On Sun, Apr 13, 2014 at 10:05:08AM -0400, Sam Varshavchik wrote:
Suvayu Ali writes:
On Sun, Apr 13, 2014 at 08:38:11AM -0500, Ranjan Maitra wrote:
On Sun, 13 Apr 2014 09:15:04 -0400 Rahul Sundaram metherid@gmail.com wrote:
On Sun, Apr 13, 2014 at 6:23 AM, Timothy Murphy wrote:
Roger wrote:
It happened. It was known for years.
Everything I have seen says it has been known for about 1 week.
Incidentally, I am no programmer but I would have thought it would be relatively simple to set up a test to see if a "malloc"-ed space could be transgressed.
Not in this case. openssl uses a custom malloc
So, a valgrind -tool=memcheck --leak-check=yes --show-reachable=yes --track-fds=yes --track-origins=yes would not have helped?
AFAIU this is not a memory leak; it is a buffer overflow: lack of bounds checking. I do not think valgrind (or any other tool) can help with that. Feel free to correct me if I am wrong.
For this particular vulnerability, it is not technically a buffer overflow. The vulnerable code merely reads past the end of an allocated buffer. A buffer overflow gets exploited by writing past the allocated buffer.

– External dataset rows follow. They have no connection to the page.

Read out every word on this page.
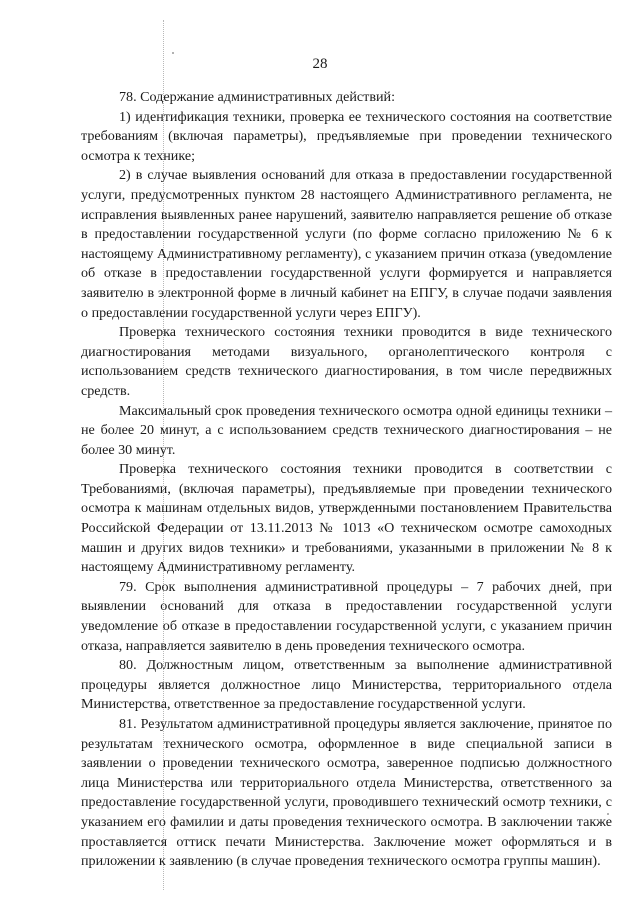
28

78. Содержание административных действий:

1) идентификация техники, проверка ее технического состояния на соответствие требованиям (включая параметры), предъявляемые при проведении технического осмотра к технике;

2) в случае выявления оснований для отказа в предоставлении государственной услуги, предусмотренных пунктом 28 настоящего Административного регламента, не исправления выявленных ранее нарушений, заявителю направляется решение об отказе в предоставлении государственной услуги (по форме согласно приложению № 6 к настоящему Административному регламенту), с указанием причин отказа (уведомление об отказе в предоставлении государственной услуги формируется и направляется заявителю в электронной форме в личный кабинет на ЕПГУ, в случае подачи заявления о предоставлении государственной услуги через ЕПГУ).

Проверка технического состояния техники проводится в виде технического диагностирования методами визуального, органолептического контроля с использованием средств технического диагностирования, в том числе передвижных средств.

Максимальный срок проведения технического осмотра одной единицы техники – не более 20 минут, а с использованием средств технического диагностирования – не более 30 минут.

Проверка технического состояния техники проводится в соответствии с Требованиями, (включая параметры), предъявляемые при проведении технического осмотра к машинам отдельных видов, утвержденными постановлением Правительства Российской Федерации от 13.11.2013 № 1013 «О техническом осмотре самоходных машин и других видов техники» и требованиями, указанными в приложении № 8 к настоящему Административному регламенту.

79. Срок выполнения административной процедуры – 7 рабочих дней, при выявлении оснований для отказа в предоставлении государственной услуги уведомление об отказе в предоставлении государственной услуги, с указанием причин отказа, направляется заявителю в день проведения технического осмотра.

80. Должностным лицом, ответственным за выполнение административной процедуры является должностное лицо Министерства, территориального отдела Министерства, ответственное за предоставление государственной услуги.

81. Результатом административной процедуры является заключение, принятое по результатам технического осмотра, оформленное в виде специальной записи в заявлении о проведении технического осмотра, заверенное подписью должностного лица Министерства или территориального отдела Министерства, ответственного за предоставление государственной услуги, проводившего технический осмотр техники, с указанием его фамилии и даты проведения технического осмотра. В заключении также проставляется оттиск печати Министерства. Заключение может оформляться и в приложении к заявлению (в случае проведения технического осмотра группы машин).
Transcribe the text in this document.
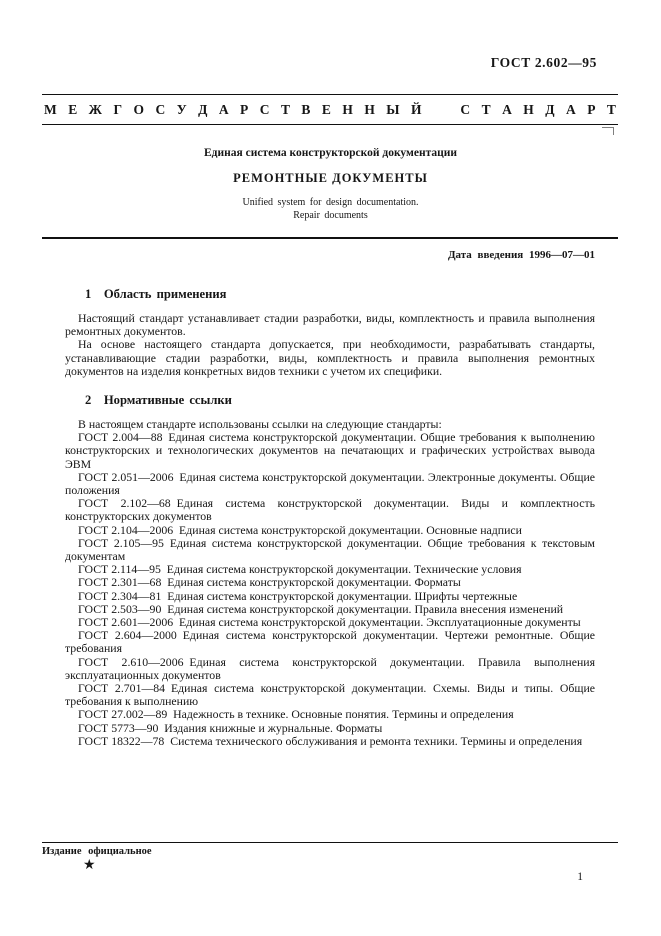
ГОСТ 2.602—95
М Е Ж Г О С У Д А Р С Т В Е Н Н Ы Й
	С Т А Н Д А Р Т
Единая система конструкторской документации
РЕМОНТНЫЕ ДОКУМЕНТЫ
Unified system for design documentation.
Repair documents
Дата введения 1996—07—01
1 Область применения

Настоящий стандарт устанавливает стадии разработки, виды, комплектность и правила выполнения ремонтных документов.

На основе настоящего стандарта допускается, при необходимости, разрабатывать стандарты, устанавливающие стадии разработки, виды, комплектность и правила выполнения ремонтных документов на изделия конкретных видов техники с учетом их специфики.

2 Нормативные ссылки

В настоящем стандарте использованы ссылки на следующие стандарты:

ГОСТ 2.004—88 Единая система конструкторской документации. Общие требования к выполнению конструкторских и технологических документов на печатающих и графических устройствах вывода ЭВМ

ГОСТ 2.051—2006 Единая система конструкторской документации. Электронные документы. Общие положения

ГОСТ 2.102—68 Единая система конструкторской документации. Виды и комплектность конструкторских документов

ГОСТ 2.104—2006 Единая система конструкторской документации. Основные надписи

ГОСТ 2.105—95 Единая система конструкторской документации. Общие требования к текстовым документам

ГОСТ 2.114—95 Единая система конструкторской документации. Технические условия

ГОСТ 2.301—68 Единая система конструкторской документации. Форматы

ГОСТ 2.304—81 Единая система конструкторской документации. Шрифты чертежные

ГОСТ 2.503—90 Единая система конструкторской документации. Правила внесения изменений

ГОСТ 2.601—2006 Единая система конструкторской документации. Эксплуатационные документы

ГОСТ 2.604—2000 Единая система конструкторской документации. Чертежи ремонтные. Общие требования

ГОСТ 2.610—2006 Единая система конструкторской документации. Правила выполнения эксплуатационных документов

ГОСТ 2.701—84 Единая система конструкторской документации. Схемы. Виды и типы. Общие требования к выполнению

ГОСТ 27.002—89 Надежность в технике. Основные понятия. Термины и определения

ГОСТ 5773—90 Издания книжные и журнальные. Форматы

ГОСТ 18322—78 Система технического обслуживания и ремонта техники. Термины и определения

Издание официальное
★
1
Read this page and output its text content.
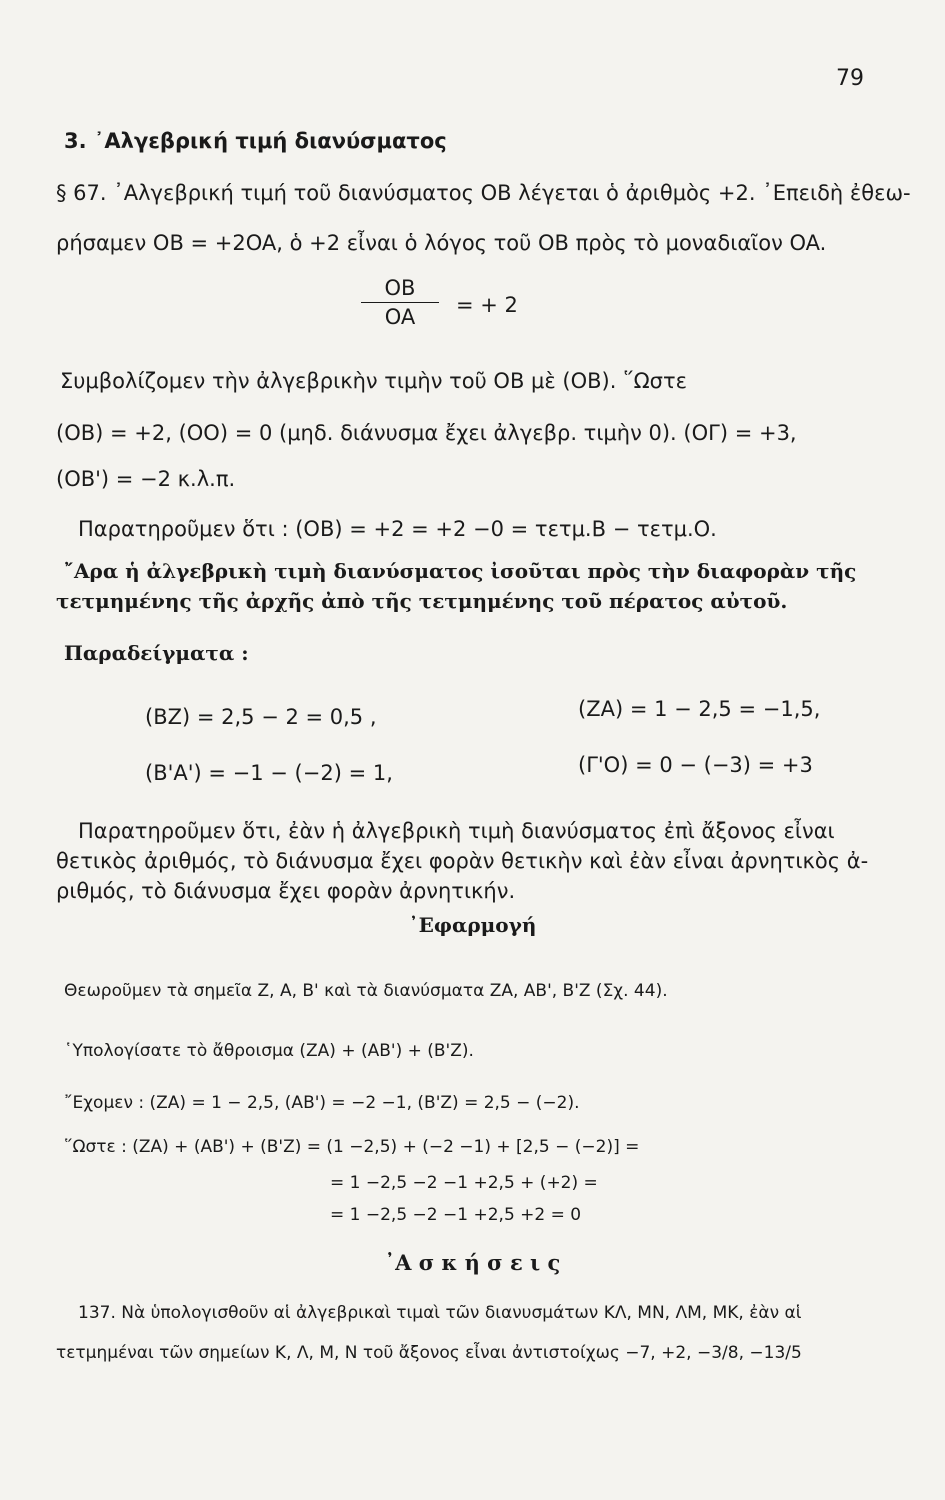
79
3. ᾿Αλγεβρική τιμή διανύσματος
§ 67. ᾿Αλγεβρική τιμή τοῦ διανύσματος OB λέγεται ὁ ἀριθμὸς +2. ᾿Επειδὴ ἐθεω-
ρήσαμεν OB = +2OA, ὁ +2 εἶναι ὁ λόγος τοῦ OB πρὸς τὸ μοναδιαῖον OA.
OB
OA	= + 2
Συμβολίζομεν τὴν ἀλγεβρικὴν τιμὴν τοῦ OB μὲ (OB). ῞Ωστε
(OB) = +2, (OO) = 0 (μηδ. διάνυσμα ἔχει ἀλγεβρ. τιμὴν 0). (OΓ) = +3,
(OB') = −2 κ.λ.π.
Παρατηροῦμεν ὅτι : (OB) = +2 = +2 −0 = τετμ.Β − τετμ.Ο.
῎Αρα ἡ ἀλγεβρικὴ τιμὴ διανύσματος ἰσοῦται πρὸς τὴν διαφορὰν τῆς
τετμημένης τῆς ἀρχῆς ἀπὸ τῆς τετμημένης τοῦ πέρατος αὐτοῦ.
Παραδείγματα :
(BZ) = 2,5 − 2 = 0,5 ,	(ZA) = 1 − 2,5 = −1,5,
(B'A') = −1 − (−2) = 1,	(Γ'O) = 0 − (−3) = +3
Παρατηροῦμεν ὅτι, ἐὰν ἡ ἀλγεβρικὴ τιμὴ διανύσματος ἐπὶ ἄξονος εἶναι
θετικὸς ἀριθμός, τὸ διάνυσμα ἔχει φορὰν θετικὴν καὶ ἐὰν εἶναι ἀρνητικὸς ἀ-
ριθμός, τὸ διάνυσμα ἔχει φορὰν ἀρνητικήν.
᾿Εφαρμογή
Θεωροῦμεν τὰ σημεῖα Z, A, B' καὶ τὰ διανύσματα ZA, AB', B'Z (Σχ. 44).
῾Υπολογίσατε τὸ ἄθροισμα (ZA) + (AB') + (B'Z).
῎Εχομεν : (ZA) = 1 − 2,5, (AB') = −2 −1, (B'Z) = 2,5 − (−2).
῞Ωστε : (ZA) + (AB') + (B'Z) = (1 −2,5) + (−2 −1) + [2,5 − (−2)] =
= 1 −2,5 −2 −1 +2,5 + (+2) =
= 1 −2,5 −2 −1 +2,5 +2 = 0
᾿Α σ κ ή σ ε ι ς
137. Νὰ ὑπολογισθοῦν αἱ ἀλγεβρικαὶ τιμαὶ τῶν διανυσμάτων ΚΛ, ΜΝ, ΛΜ, ΜΚ, ἐὰν αἱ
τετμημέναι τῶν σημείων Κ, Λ, Μ, Ν τοῦ ἄξονος εἶναι ἀντιστοίχως −7, +2, −3/8, −13/5
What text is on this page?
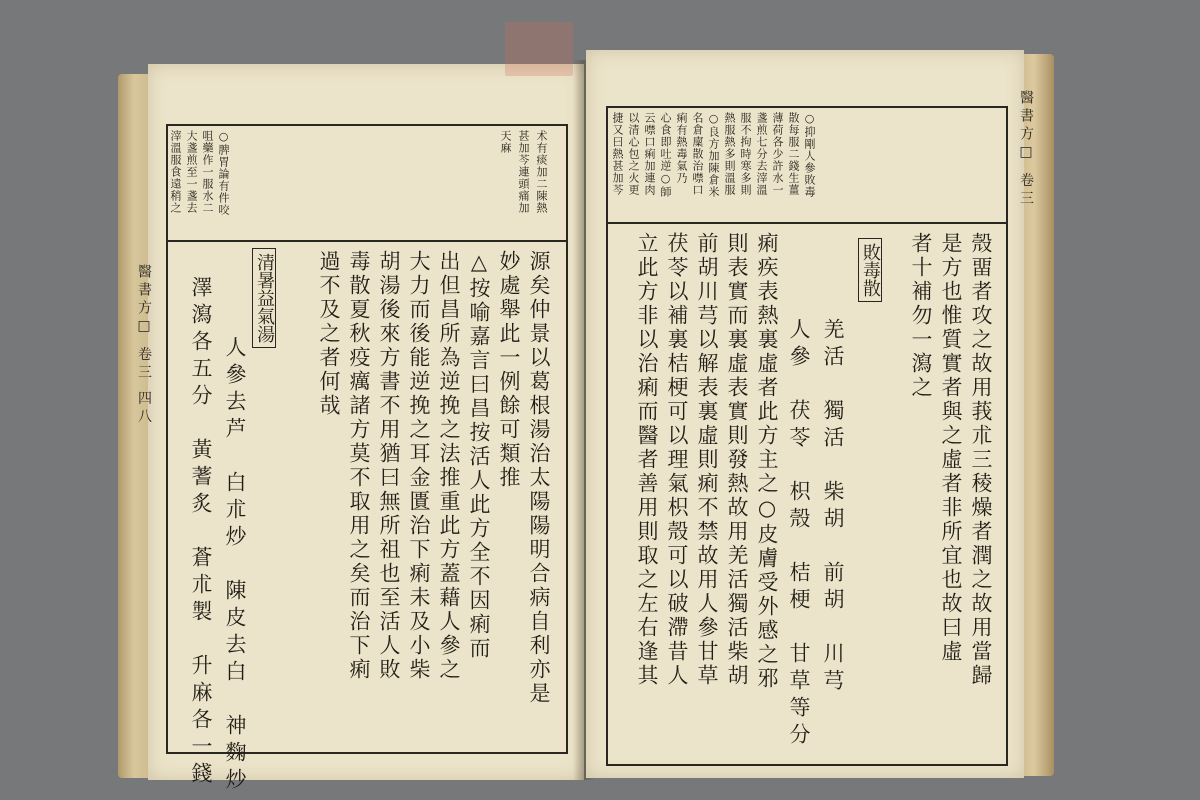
醫書方□ 卷三 四八
滓溫服食遠稍之 大盞煎至一盞去 咀藥作一服水二 ○脾胃論有件咬	天麻 甚加芩連頭痛加 术有痰加二陳熱
源矣仲景以葛根湯治太陽陽明合病自利亦是
妙處舉此一例餘可類推
△按喻嘉言曰昌按活人此方全不因痢而
出但昌所為逆挽之法推重此方蓋藉人參之
大力而後能逆挽之耳金匱治下痢未及小柴
胡湯後來方書不用猶曰無所祖也至活人敗
毒散夏秋疫癘諸方莫不取用之矣而治下痢
過不及之者何哉
清暑益氣湯
人參去芦　白朮炒　陳皮去白　神麴炒
澤瀉各五分　黃蓍炙　蒼朮製　升麻各一錢
醫書方□ 卷三
捷又曰熱甚加芩 以清心包之火更 云噤口痢加連肉 心食即吐逆○師 痢有熱毒氣乃 名倉廩散治噤口 ○良方加陳倉米 熱服熱多則溫服 服不拘時寒多則 盞煎七分去滓溫 薄荷各少許水一 散每服二錢生薑 ○抑剛人參敗毒
殼畱者攻之故用莪朮三稜燥者潤之故用當歸
是方也惟質實者與之虛者非所宜也故曰虛
者十補勿一瀉之
敗毒散
羌活　獨活　柴胡　前胡　川芎
人參　茯苓　枳殼　桔梗　甘草等分
痢疾表熱裏虛者此方主之○皮膚受外感之邪
則表實而裏虛表實則發熱故用羌活獨活柴胡
前胡川芎以解表裏虛則痢不禁故用人參甘草
茯苓以補裏桔梗可以理氣枳殼可以破滯昔人
立此方非以治痢而醫者善用則取之左右逢其
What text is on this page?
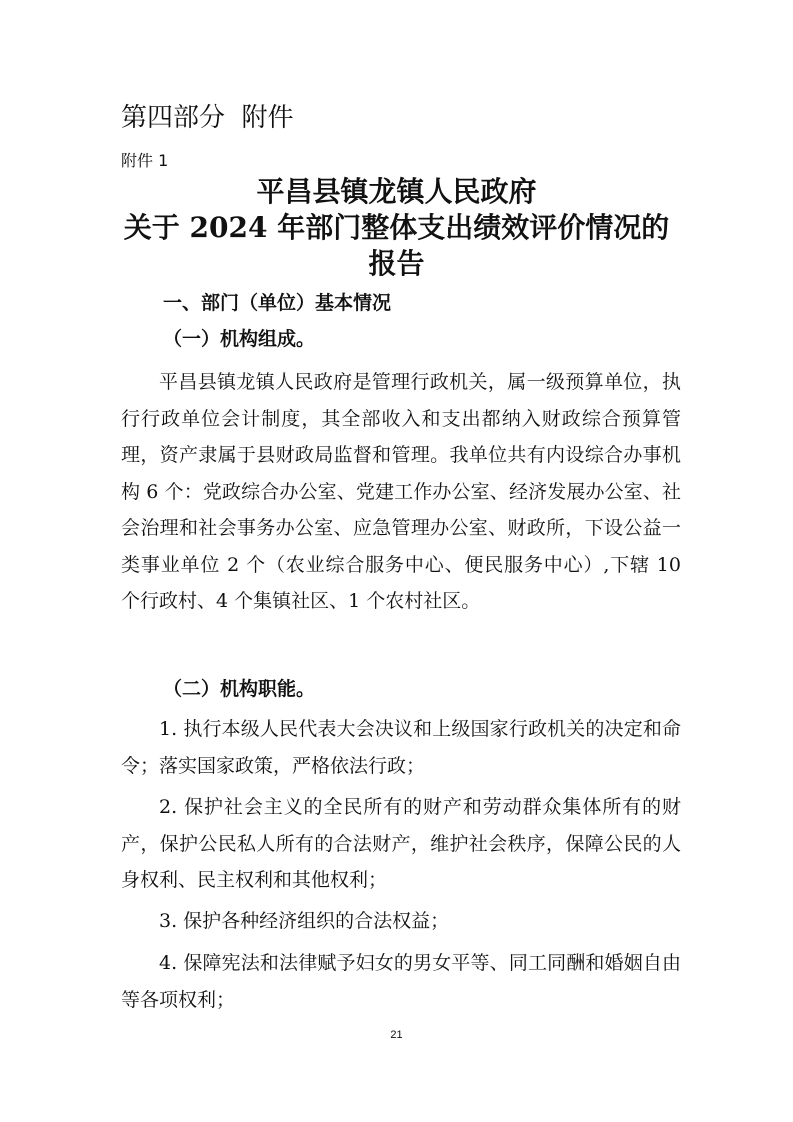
第四部分  附件
附件 1
平昌县镇龙镇人民政府
关于 2024 年部门整体支出绩效评价情况的
报告
一、部门（单位）基本情况
（一）机构组成。

平昌县镇龙镇人民政府是管理行政机关，属一级预算单位，执行行政单位会计制度，其全部收入和支出都纳入财政综合预算管理，资产隶属于县财政局监督和管理。我单位共有内设综合办事机构 6 个：党政综合办公室、党建工作办公室、经济发展办公室、社会治理和社会事务办公室、应急管理办公室、财政所，下设公益一类事业单位 2 个（农业综合服务中心、便民服务中心）,下辖 10 个行政村、4 个集镇社区、1 个农村社区。

（二）机构职能。

1. 执行本级人民代表大会决议和上级国家行政机关的决定和命令；落实国家政策，严格依法行政；

2. 保护社会主义的全民所有的财产和劳动群众集体所有的财产，保护公民私人所有的合法财产，维护社会秩序，保障公民的人身权利、民主权利和其他权利；

3. 保护各种经济组织的合法权益；

4. 保障宪法和法律赋予妇女的男女平等、同工同酬和婚姻自由等各项权利；

21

If you want to classify this, the best classification here would be an information leak, and not a buffer overflow.
Indeed! I wasn't accurate there. Thanks for pointing it out.
The chances of valgrind catching this exploit are quite small. The only possible way I see valgrind could've complained would be if the original buffer that was allocated for the TLS ping message got padded by malloc() by a non-significant amount, and valgrind would've complained about reading uninitialized memory.
And ven in that case, valgrind() tends to complain about uninitialized memory only if its value is used to branch on. There's lots of code that ends up reading uninitialized memory without resulting in undefined behavior, for one reason or another. valgrind() doesn't typically complain reading a few uninitialized bytes after a range that's been legally malloc()ed, unless its value is used for branching, or something.
There is a nice analysis by a cloudflare engineer here:
Although the conclusion of that article about the likelihood of such an information leak was proven wrong by the results of their challenge, I think the analysis still seems very valid.
Thanks to the other posters for their responses. Quite a nice read.